Maldive: turismo in crescita nel 2026 tra record di arrivi e nuove sfide globali
Le Maldive si confermano una delle destinazioni turistiche più dinamiche al mondo, con un inizio 2026 caratterizzato da numeri in crescita e strategie di sviluppo sempre più ambiziose. Tuttavia, il contesto internazionale sta introducendo nuove variabili che incidono direttamente sui flussi turistici globali.
Secondo i dati ufficiali del Ministero del Turismo, l’arcipelago continua a registrare una forte domanda internazionale, sostenuta in particolare dai mercati europei e asiatici. Il settore rimane il principale motore economico del Paese, con investimenti costanti nell’ospitalità e nell’espansione dell’offerta di resort.
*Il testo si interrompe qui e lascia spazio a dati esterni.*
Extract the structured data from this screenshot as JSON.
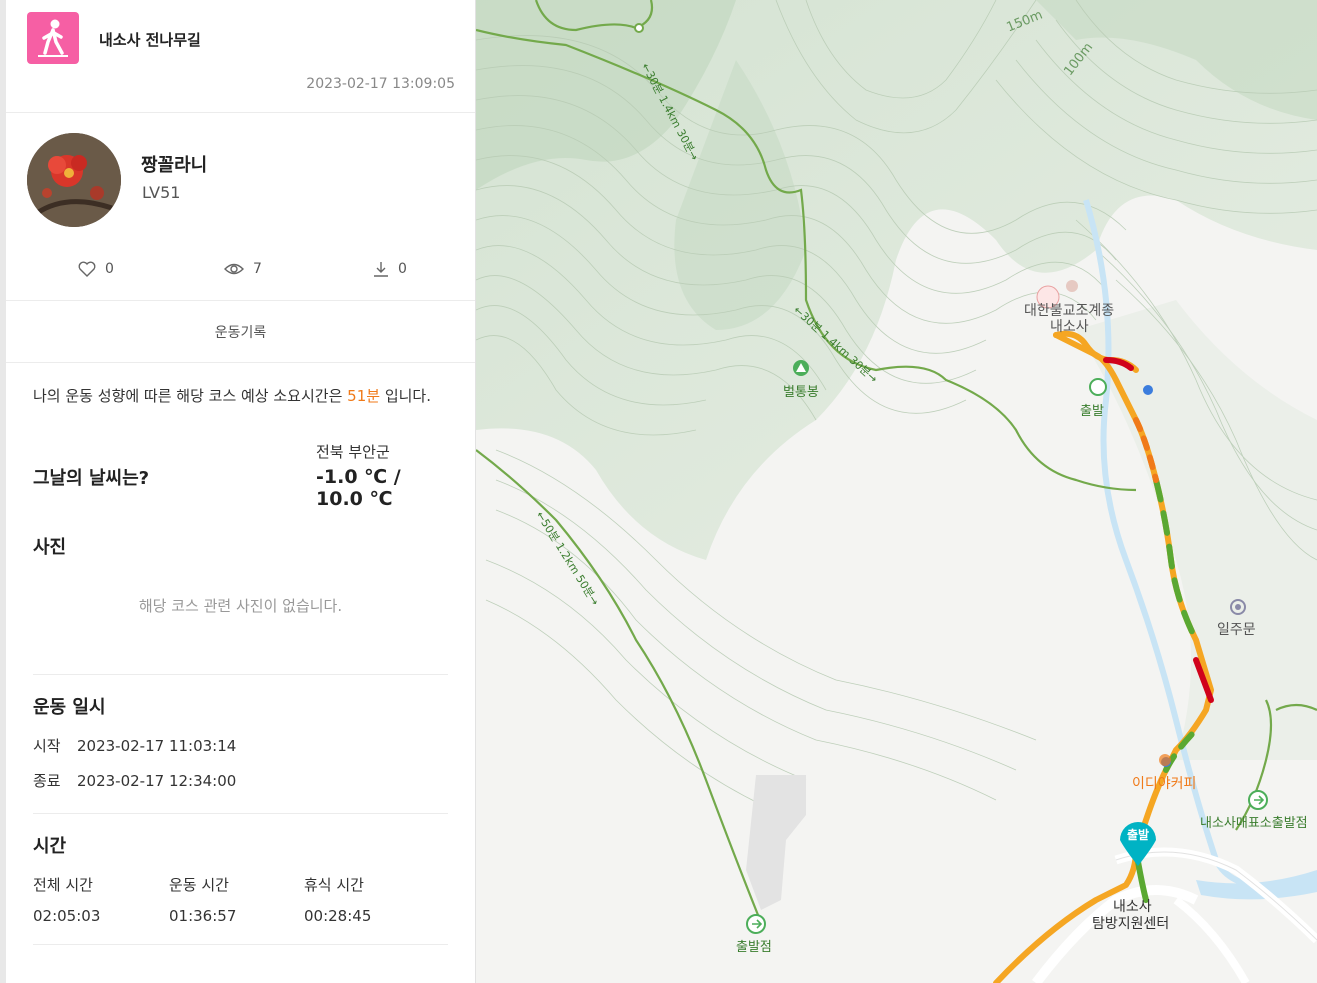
{
  "course": {
    "title": "내소사 전나무길",
    "datetime": "2023-02-17 13:09:05",
    "icon": "hiking-person-icon",
    "icon_color": "#f65fa4"
  },
  "user": {
    "name": "짱꼴라니",
    "level": "LV51"
  },
  "stats": {
    "likes": "0",
    "views": "7",
    "downloads": "0"
  },
  "tab": {
    "label": "운동기록"
  },
  "prediction": {
    "prefix": "나의 운동 성향에 따른 해당 코스 예상 소요시간은 ",
    "value": "51분",
    "suffix": " 입니다."
  },
  "weather": {
    "question": "그날의 날씨는?",
    "location": "전북 부안군",
    "temp": "-1.0 ℃ / 10.0 ℃"
  },
  "photos": {
    "heading": "사진",
    "empty": "해당 코스 관련 사진이 없습니다."
  },
  "exercise": {
    "heading": "운동 일시",
    "start_label": "시작",
    "start_value": "2023-02-17 11:03:14",
    "end_label": "종료",
    "end_value": "2023-02-17 12:34:00"
  },
  "time": {
    "heading": "시간",
    "total_label": "전체 시간",
    "total_value": "02:05:03",
    "moving_label": "운동 시간",
    "moving_value": "01:36:57",
    "rest_label": "휴식 시간",
    "rest_value": "00:28:45"
  },
  "map": {
    "labels": {
      "peak": "벌통봉",
      "temple": "내소사",
      "temple_full": "대한불교조계종",
      "start_top": "출발",
      "ilju": "일주문",
      "cafe": "이디야커피",
      "store": "내소사매표소출발점",
      "center1": "내소사",
      "center2": "탐방지원센터",
      "start_bottom": "출발점",
      "start_pin": "출발",
      "trail1": "←30분 1.4km 30분→",
      "trail2": "←30분 1.4km 30분→",
      "trail3": "←50분 1.2km 50분→",
      "contour1": "150m",
      "contour2": "100m"
    },
    "colors": {
      "trail": "#73a94b",
      "track_orange": "#f5a623",
      "track_green": "#5aa832",
      "track_red": "#d0021b",
      "pin": "#00b3c4",
      "water": "#c8e4f5"
    }
  }
}
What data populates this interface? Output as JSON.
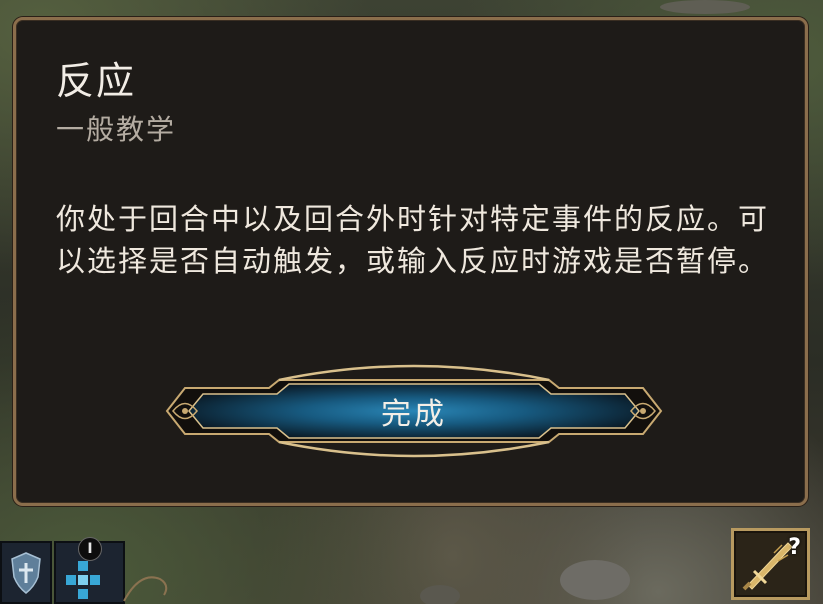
{
  "dialog": {
    "title": "反应",
    "subtitle": "一般教学",
    "body": "你处于回合中以及回合外时针对特定事件的反应。可以选择是否自动触发，或输入反应时游戏是否暂停。",
    "done_label": "完成"
  },
  "hud": {
    "hotbar_badge": "I",
    "help_badge": "?"
  },
  "colors": {
    "dialog_bg": "#1e1b18",
    "dialog_border": "#8b6e4c",
    "button_glow": "#1e6f9a",
    "gold_trim": "#c8a971"
  }
}
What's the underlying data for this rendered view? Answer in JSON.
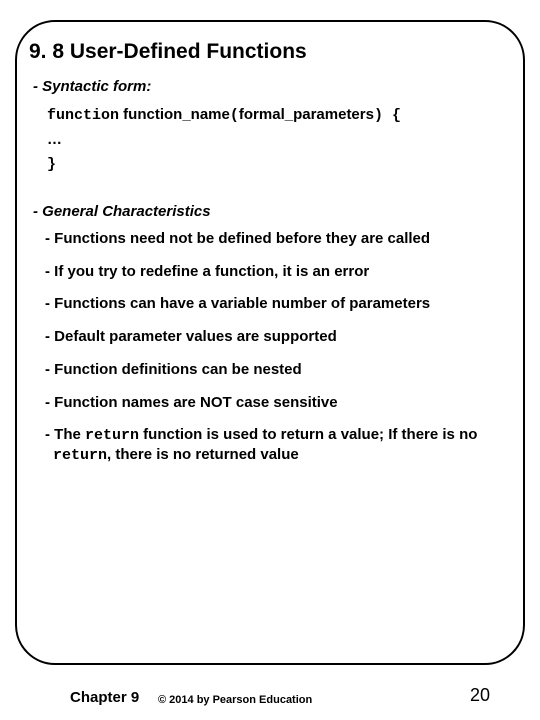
{
  "title": "9. 8 User-Defined Functions",
  "syntactic": {
    "label": "- Syntactic form:",
    "kw_function": "function",
    "fn_name": " function_name",
    "lparen": "(",
    "params": "formal_parameters",
    "rparen_brace": ") {",
    "ellipsis": " …",
    "close": "}"
  },
  "general_label": "- General Characteristics",
  "bullets": [
    "- Functions need not be defined before they are called",
    "- If you try to redefine a function, it is an error",
    "- Functions can have a variable number of parameters",
    "- Default parameter values are supported",
    "- Function definitions can be nested",
    "- Function names are NOT case sensitive"
  ],
  "return_bullet": {
    "p1": "- The ",
    "kw1": "return",
    "p2": " function is used to return a value; If there is no ",
    "kw2": "return",
    "p3": ", there is no returned value"
  },
  "footer": {
    "chapter": "Chapter 9",
    "copyright": "© 2014 by Pearson Education",
    "page": "20"
  }
}
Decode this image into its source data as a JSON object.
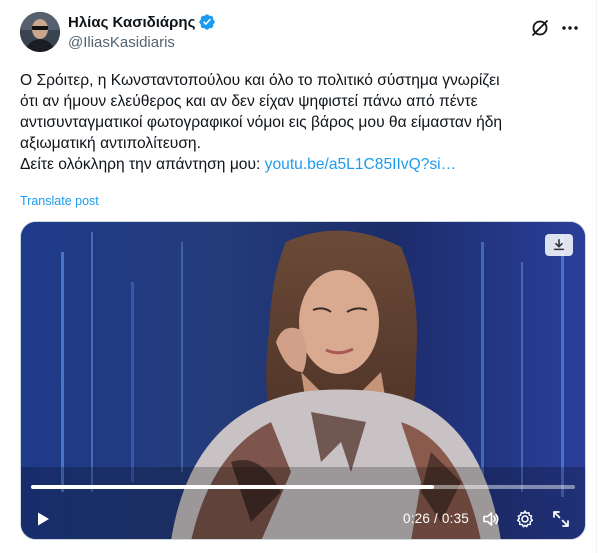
{
  "author": {
    "display_name": "Ηλίας Κασιδιάρης",
    "handle": "@IliasKasidiaris",
    "verified": true
  },
  "tweet": {
    "lines": [
      "Ο Σρόιτερ, η Κωνσταντοπούλου και όλο το πολιτικό σύστημα γνωρίζει",
      "ότι αν ήμουν ελεύθερος και αν δεν είχαν ψηφιστεί πάνω από πέντε",
      "αντισυνταγματικοί φωτογραφικοί νόμοι εις βάρος μου θα είμασταν ήδη",
      "αξιωματική αντιπολίτευση."
    ],
    "last_line_prefix": "Δείτε ολόκληρη την απάντηση μου: ",
    "link_text": "youtu.be/a5L1C85IIvQ?si…",
    "translate_label": "Translate post"
  },
  "video": {
    "current_time": "0:26",
    "duration": "0:35",
    "time_separator": " / ",
    "progress_fraction": 0.74
  },
  "colors": {
    "accent": "#1d9bf0",
    "text": "#0f1419",
    "muted": "#536471",
    "verified_badge": "#1d9bf0"
  },
  "icons": {
    "verified": "verified-badge-icon",
    "grok": "grok-icon",
    "more": "more-options-icon",
    "download": "download-icon",
    "play": "play-icon",
    "volume": "volume-icon",
    "settings": "gear-icon",
    "fullscreen": "fullscreen-icon"
  }
}
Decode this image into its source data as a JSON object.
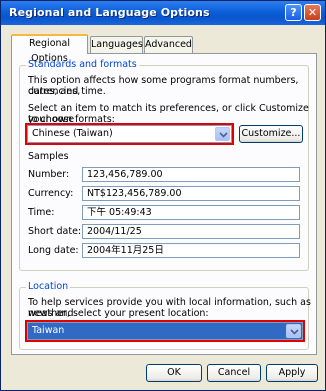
{
  "window": {
    "title": "Regional and Language Options"
  },
  "tabs": [
    {
      "label": "Regional Options"
    },
    {
      "label": "Languages"
    },
    {
      "label": "Advanced"
    }
  ],
  "standards": {
    "group_label": "Standards and formats",
    "description_line1": "This option affects how some programs format numbers, currencies,",
    "description_line2": "dates, and time.",
    "instruction_line1": "Select an item to match its preferences, or click Customize to choose",
    "instruction_line2": "your own formats:",
    "selected_format": "Chinese (Taiwan)",
    "customize_label": "Customize..."
  },
  "samples": {
    "heading": "Samples",
    "rows": [
      {
        "label": "Number:",
        "value": "123,456,789.00"
      },
      {
        "label": "Currency:",
        "value": "NT$123,456,789.00"
      },
      {
        "label": "Time:",
        "value": "下午 05:49:43"
      },
      {
        "label": "Short date:",
        "value": "2004/11/25"
      },
      {
        "label": "Long date:",
        "value": "2004年11月25日"
      }
    ]
  },
  "location": {
    "group_label": "Location",
    "description_line1": "To help services provide you with local information, such as news and",
    "description_line2": "weather, select your present location:",
    "selected_location": "Taiwan"
  },
  "buttons": {
    "ok": "OK",
    "cancel": "Cancel",
    "apply": "Apply"
  },
  "icons": {
    "help": "help-icon",
    "close": "close-icon",
    "dropdown": "chevron-down-icon"
  },
  "colors": {
    "titlebar": "#0b5fd8",
    "group_label": "#0046d5",
    "selection": "#316ac5",
    "highlight": "#e00000"
  }
}
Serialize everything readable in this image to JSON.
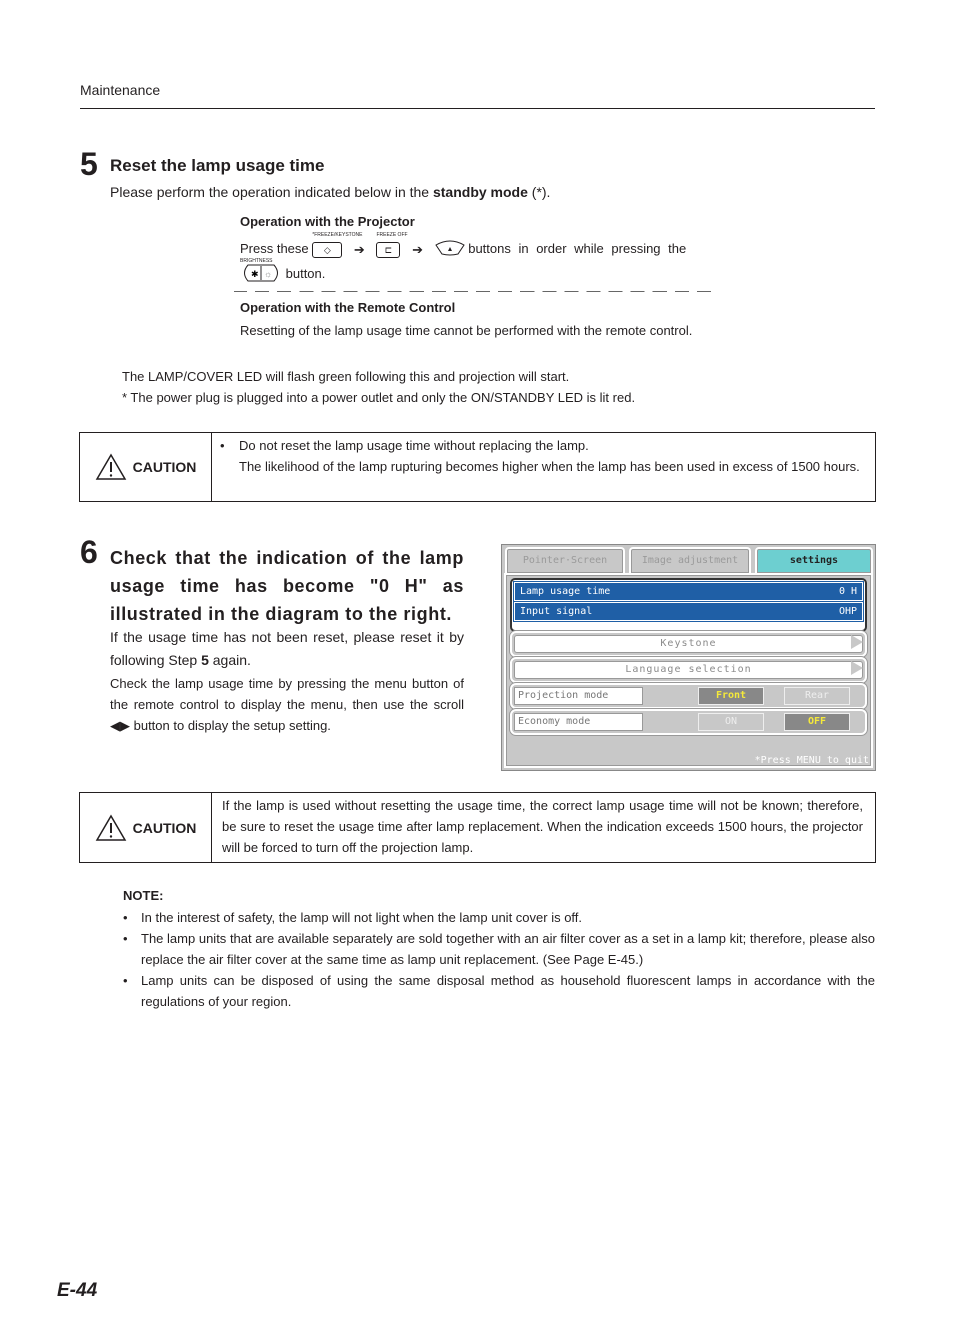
{
  "header": {
    "section": "Maintenance"
  },
  "step5": {
    "number": "5",
    "title": "Reset the lamp usage time",
    "desc_prefix": "Please perform the operation indicated below in the ",
    "desc_bold": "standby mode",
    "desc_suffix": " (*).",
    "projector_op": {
      "heading": "Operation with the Projector",
      "press": "Press these",
      "button1_label": "*FREEZE/KEYSTONE",
      "button2_label": "FREEZE OFF",
      "arrow": "➔",
      "tail": "buttons in order while pressing the",
      "brightness_label": "BRIGHTNESS",
      "end": "button."
    },
    "remote_op": {
      "heading": "Operation with the Remote Control",
      "text": "Resetting of the lamp usage time cannot be performed with the remote control."
    },
    "after1": "The LAMP/COVER LED will flash green following this and projection will start.",
    "after2": "* The power plug is plugged into a power outlet and only the ON/STANDBY LED is lit red."
  },
  "caution1": {
    "label": "CAUTION",
    "bullet": "•",
    "line1": "Do not reset the lamp usage time without replacing the lamp.",
    "line2": "The likelihood of the lamp rupturing becomes higher when the lamp has been used in excess of 1500 hours."
  },
  "step6": {
    "number": "6",
    "title": "Check that the indication of the lamp usage time has become \"0 H\" as illustrated in the diagram to the right.",
    "p1_prefix": "If the usage time has not been reset, please reset it by following Step ",
    "p1_bold": "5",
    "p1_suffix": " again.",
    "p2": "Check the lamp usage time by pressing the menu button of the remote control to display the menu, then use the scroll ◀▶ button to display the setup setting."
  },
  "menu": {
    "tabs": [
      {
        "label": "Pointer·Screen",
        "active": false
      },
      {
        "label": "Image adjustment",
        "active": false
      },
      {
        "label": "settings",
        "active": true
      }
    ],
    "info": [
      {
        "label": "Lamp usage time",
        "value": "0 H"
      },
      {
        "label": "Input signal",
        "value": "OHP"
      }
    ],
    "submenus": [
      "Keystone",
      "Language selection"
    ],
    "projection": {
      "label": "Projection mode",
      "options": [
        "Front",
        "Rear"
      ],
      "selected": "Front"
    },
    "economy": {
      "label": "Economy mode",
      "options": [
        "ON",
        "OFF"
      ],
      "selected": "OFF"
    },
    "quit_hint": "*Press MENU to quit",
    "colors": {
      "tab_active": "#6dcfd0",
      "info_bg": "#1f5fa6",
      "selected_text": "#f5e93a"
    }
  },
  "caution2": {
    "label": "CAUTION",
    "text": "If the lamp is used without resetting the usage time, the correct lamp usage time will not be known; therefore, be sure to reset the usage time after lamp replacement. When the indication exceeds 1500 hours, the projector will be forced to turn off the projection lamp."
  },
  "note": {
    "heading": "NOTE:",
    "items": [
      "In the interest of safety, the lamp will not light when the lamp unit cover is off.",
      "The lamp units that are available separately are sold together with an air filter cover as a set in a lamp kit; therefore, please also replace the air filter cover at the same time as lamp unit replacement. (See Page E-45.)",
      "Lamp units can be disposed of using the same disposal method as household fluorescent lamps in accordance with the regulations of your region."
    ]
  },
  "page_number": "E-44"
}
Parallelamente, il 2026 è segnato da un fattore geopolitico rilevante: il conflitto in Medio Oriente, che sta influenzando in modo significativo il traffico aereo globale e, di conseguenza, anche l’accessibilità alle Maldive.
Gran parte dei voli internazionali verso Malé, infatti, fa scalo nei principali hub del Golfo come Dubai, Doha e Abu Dhabi, che rappresentano uno snodo fondamentale per i collegamenti tra Europa, Asia e Oceano Indiano. In questo contesto, le recenti tensioni hanno portato a chiusure parziali dello spazio aereo, cancellazioni e riprogrammazioni dei voli.
A fine febbraio 2026, numerosi collegamenti verso le Maldive sono stati sospesi o cancellati, coinvolgendo compagnie come Emirates, Qatar Airways ed Etihad Airways. In alcuni casi, migliaia di passeggeri sono rimasti bloccati e oltre il 30% dei flussi turistici, normalmente legati ai transiti nel Medio Oriente, ha subito interruzioni improvvise.
Le conseguenze si riflettono anche sui costi e sulle tempistiche di viaggio: le rotte alternative, spesso più lunghe per evitare le aree di conflitto, comportano un aumento del consumo di carburante e quindi dei prezzi dei biglietti aerei.
Nonostante queste criticità, il sistema turistico maldiviano ha reagito rapidamente. Le autorità stanno lavorando per diversificare i mercati e potenziare i collegamenti diretti, soprattutto da Asia ed Europa, riducendo la dipendenza dagli hub mediorientali. Allo stesso tempo, alcune compagnie stanno aumentando le frequenze su rotte alternative e dirette per garantire continuità ai flussi turistici.
Nel medio periodo, questa fase potrebbe portare a una trasformazione strutturale dell’accessibilità alle Maldive, con una rete di collegamenti più ampia e resiliente.
Le Maldive restano quindi una destinazione altamente attrattiva, capace di adattarsi anche a scenari globali complessi. Il 2026 si conferma un anno chiave: da un lato la crescita della domanda, dall’altro la necessità di affrontare nuove sfide legate alla mobilità internazionale.